A Associação Paraibana dos Amigos da Natureza (APAN) criticou, na manhã desta terça-feira (13), o acordo fechado entre o Ministério Público da Paraíba (MPPB) e construtoras para evitar a demolição da parte excedente do prédio Vivere Home Resort, em Cabedelo. O empreendimento infringiu a Lei do Gabarito, que limita a altura máxima permitida na faixa litorânea da Paraíba.

Para a Associação, “causa estranheza” a posição do Ministério Público. “Trata-se de um acordo espúrio, costurado para impor uma penalidade absolutamente desproporcional à dimensão do dano e da ilegalidade cometida”, diz a nota.

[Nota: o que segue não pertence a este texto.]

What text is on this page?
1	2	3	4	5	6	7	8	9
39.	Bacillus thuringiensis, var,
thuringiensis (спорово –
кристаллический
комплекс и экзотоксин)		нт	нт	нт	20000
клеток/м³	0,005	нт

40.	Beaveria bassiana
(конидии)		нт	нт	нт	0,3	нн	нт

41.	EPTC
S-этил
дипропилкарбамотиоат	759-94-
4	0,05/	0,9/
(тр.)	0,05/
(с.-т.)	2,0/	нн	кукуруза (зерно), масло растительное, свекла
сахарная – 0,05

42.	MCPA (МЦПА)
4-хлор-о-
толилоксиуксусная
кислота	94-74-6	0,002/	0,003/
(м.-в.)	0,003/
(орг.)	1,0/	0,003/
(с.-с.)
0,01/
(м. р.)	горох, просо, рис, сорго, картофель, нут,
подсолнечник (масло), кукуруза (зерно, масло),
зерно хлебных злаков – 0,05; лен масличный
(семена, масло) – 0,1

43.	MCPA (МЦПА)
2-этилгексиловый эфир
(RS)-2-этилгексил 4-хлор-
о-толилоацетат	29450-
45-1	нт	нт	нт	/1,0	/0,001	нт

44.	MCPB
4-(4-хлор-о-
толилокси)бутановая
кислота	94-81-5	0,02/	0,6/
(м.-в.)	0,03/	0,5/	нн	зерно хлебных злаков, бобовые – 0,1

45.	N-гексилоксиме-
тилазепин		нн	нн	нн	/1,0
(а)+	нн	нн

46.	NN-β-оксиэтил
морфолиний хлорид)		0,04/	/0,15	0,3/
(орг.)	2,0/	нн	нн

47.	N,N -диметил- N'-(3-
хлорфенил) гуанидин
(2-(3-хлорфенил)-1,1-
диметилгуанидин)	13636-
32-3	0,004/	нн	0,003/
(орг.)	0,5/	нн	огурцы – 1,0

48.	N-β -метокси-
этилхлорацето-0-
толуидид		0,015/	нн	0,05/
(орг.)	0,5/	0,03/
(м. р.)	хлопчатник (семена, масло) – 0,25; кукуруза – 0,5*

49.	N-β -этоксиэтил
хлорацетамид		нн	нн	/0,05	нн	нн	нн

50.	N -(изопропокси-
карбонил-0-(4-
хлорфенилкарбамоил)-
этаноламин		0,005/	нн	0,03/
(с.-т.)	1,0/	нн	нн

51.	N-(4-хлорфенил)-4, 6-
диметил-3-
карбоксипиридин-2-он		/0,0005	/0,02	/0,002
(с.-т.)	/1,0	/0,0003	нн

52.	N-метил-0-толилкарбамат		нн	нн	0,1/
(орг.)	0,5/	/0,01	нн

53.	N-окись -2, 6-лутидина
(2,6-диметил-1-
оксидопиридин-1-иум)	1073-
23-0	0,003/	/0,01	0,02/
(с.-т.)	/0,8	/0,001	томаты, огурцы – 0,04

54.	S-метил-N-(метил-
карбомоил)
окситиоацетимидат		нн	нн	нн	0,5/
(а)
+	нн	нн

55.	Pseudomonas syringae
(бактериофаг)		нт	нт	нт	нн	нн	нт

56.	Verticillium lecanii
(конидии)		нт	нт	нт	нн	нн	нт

“A pergunta que se impõe é simples e direta, que mensagem se pretende passar à sociedade quando violações tão flagrantes à Constituição Estadual são tratadas como meras infrações administrativas passíveis de compensação financeira simbólica?”, questiona a APAN.

“A APAN não compreende, nem aceita, a mudança abrupta de postura do Ministério Público, que abandona a defesa intransigente do patrimônio ambiental da Paraíba para admitir acordos que fragilizam a Constituição, estimulam a reincidência e premiam o desrespeito à lei”. (Confira a nota completa mais abaixo).

O caso 

O Ministério Público da Paraíba (MPPB) firmou um Termo de Compensação Ambiental que concorda com o pagamento de R$ 400 mil por parte de três construtoras para evitar a demolição de um prédio construído em desacordo com a Lei do Gabarito, que limita a altura dos prédios na faixa litorânea, em Cabedelo.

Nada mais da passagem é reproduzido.